Janine is doing things pretty well, notes Industrial Alliance Securities portfolio manager John DeGoey. Here’s his advice for refining her TFSA holdings to keep Janine’s TFSA performance humming along.

“Janine’s started early, educated herself and made (it seems) regular contributions throughout the life of her plan being open. She’s mostly on the right track.  The situation is one where an advisor could offer alternatives more than pick nits. In other words, there might be other ways to consider, but that doesn’t necessarily mean that what she’s been doing to date is wrong.

For one thing, if she’s young and a strong earner with this as her retirement fund, then a 100% equity allocation might make more sense than an 80/ 20 allocation. The individual securities have a pretty strong home bias here –especially after accounting for the VDY exposure.  The asset class that is conspicuously missing is emerging market equity. A modest tweak on the Couch Potato approach, perhaps replacing her Vanguard FTSE Can. High Dividend Yield Index ETF  (VDY) with some units of the Vanguard FTSE Emerging Market All Cap Index ETF (VEE)  could be a reasonable consideration.
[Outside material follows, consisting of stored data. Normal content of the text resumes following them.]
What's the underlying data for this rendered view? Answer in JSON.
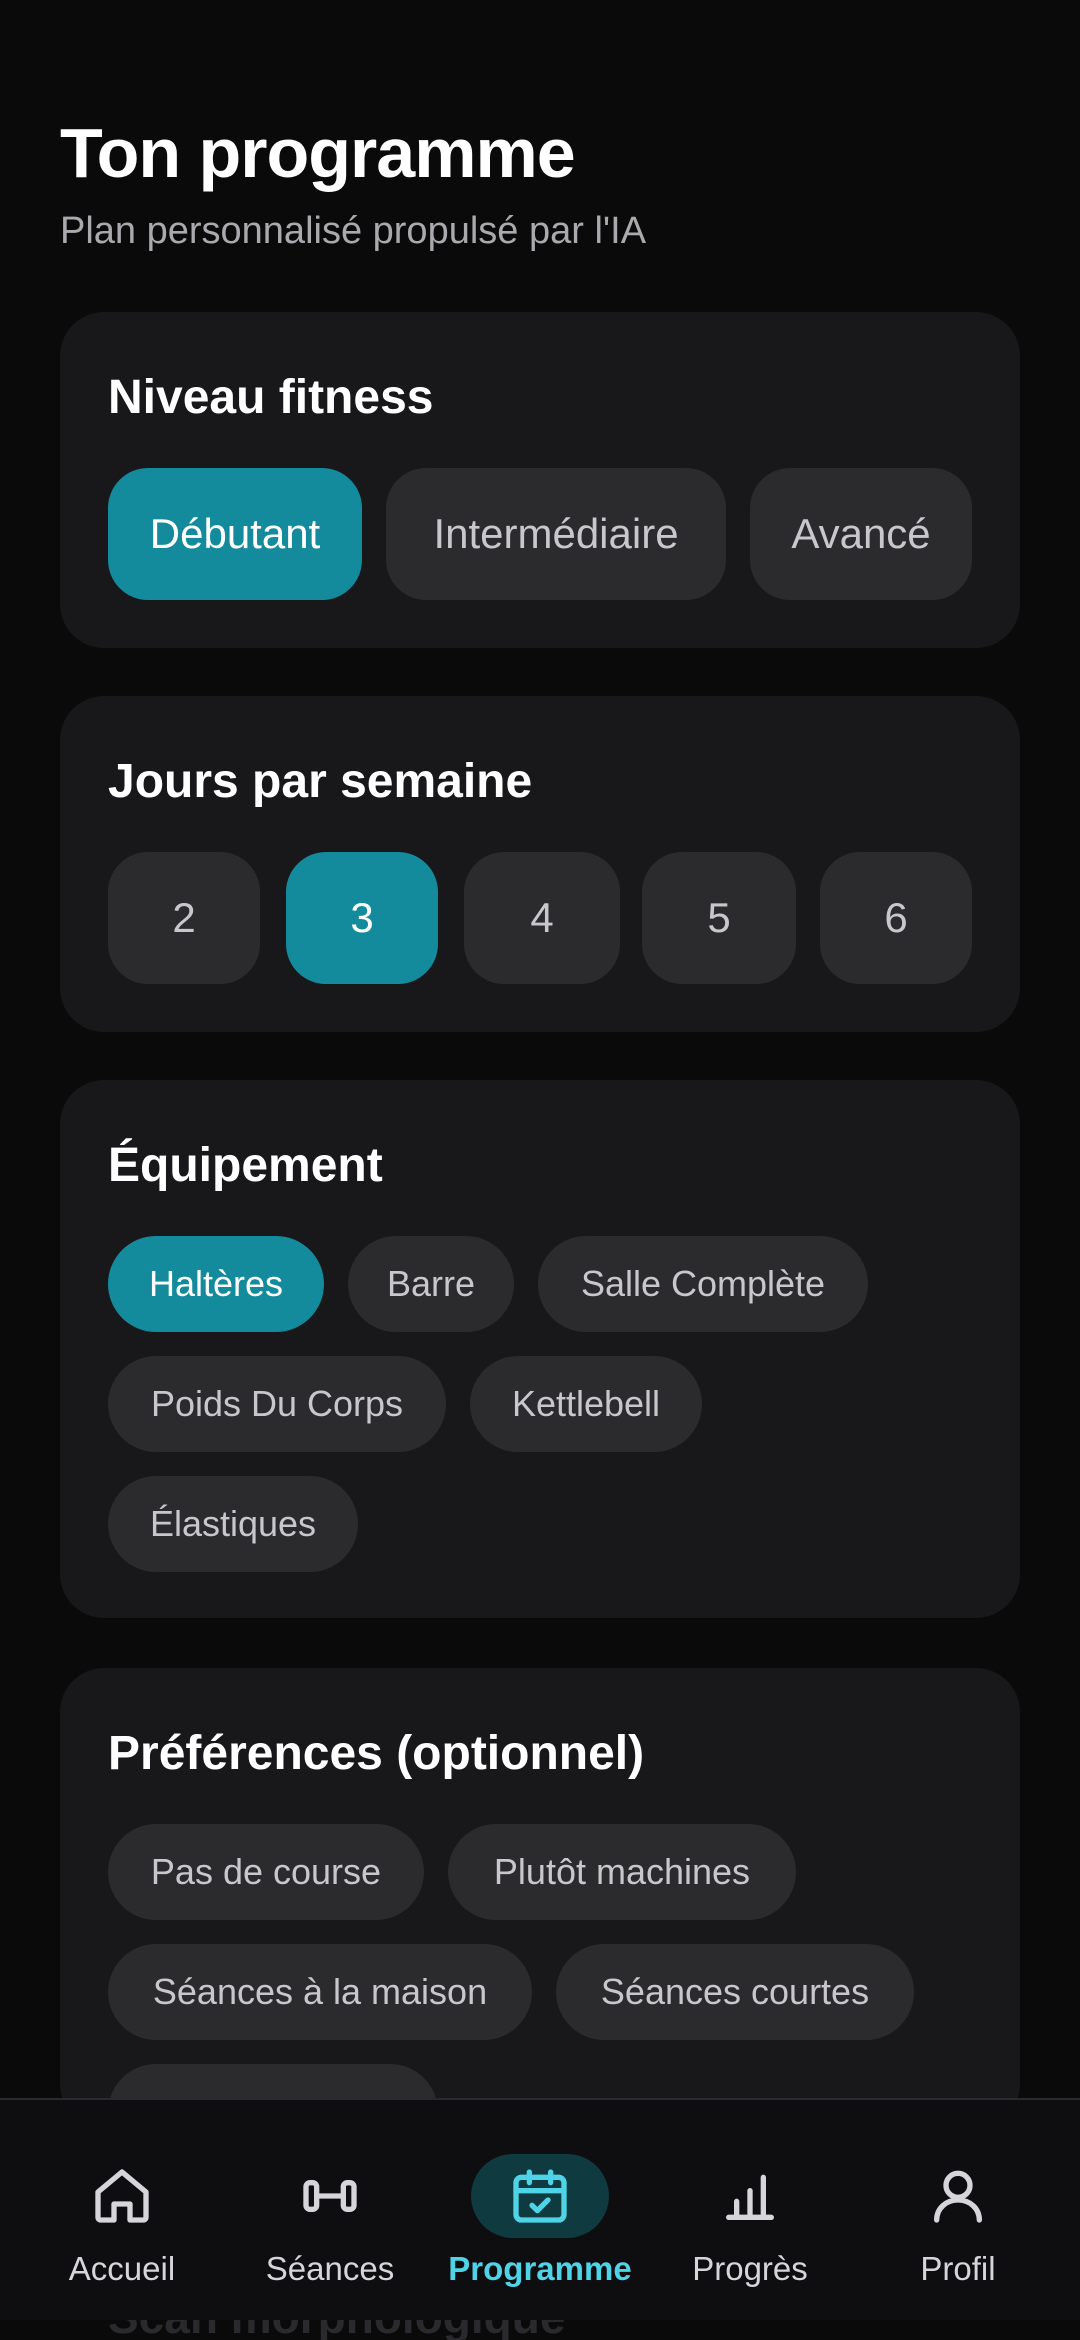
{
  "header": {
    "title": "Ton programme",
    "subtitle": "Plan personnalisé propulsé par l'IA"
  },
  "fitness": {
    "title": "Niveau fitness",
    "options": [
      "Débutant",
      "Intermédiaire",
      "Avancé"
    ],
    "selected": "Débutant"
  },
  "days": {
    "title": "Jours par semaine",
    "options": [
      "2",
      "3",
      "4",
      "5",
      "6"
    ],
    "selected": "3"
  },
  "equipment": {
    "title": "Équipement",
    "options": [
      "Haltères",
      "Barre",
      "Salle Complète",
      "Poids Du Corps",
      "Kettlebell",
      "Élastiques"
    ],
    "selected": [
      "Haltères"
    ]
  },
  "preferences": {
    "title": "Préférences (optionnel)",
    "options": [
      "Pas de course",
      "Plutôt machines",
      "Séances à la maison",
      "Séances courtes"
    ]
  },
  "next_section_peek": "Scan morphologique",
  "nav": {
    "items": [
      {
        "label": "Accueil",
        "icon": "home-icon"
      },
      {
        "label": "Séances",
        "icon": "dumbbell-icon"
      },
      {
        "label": "Programme",
        "icon": "calendar-check-icon"
      },
      {
        "label": "Progrès",
        "icon": "bar-chart-icon"
      },
      {
        "label": "Profil",
        "icon": "user-icon"
      }
    ],
    "active": "Programme"
  },
  "colors": {
    "accent": "#148b9c",
    "accent_text": "#4fd3e6",
    "background": "#0a0a0a",
    "card": "#18181b",
    "chip": "#2b2b2e"
  }
}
Although I’m no fan of stock picking in general, if Janine does her due diligence before buying and promises not to trade in an overly-aggressive manner along the way, her approach seems acceptable on that front, too.  Obviously, if she were to trim any of her individual equities, they could be re-positioned into emerging markets just as readily as an ETF.”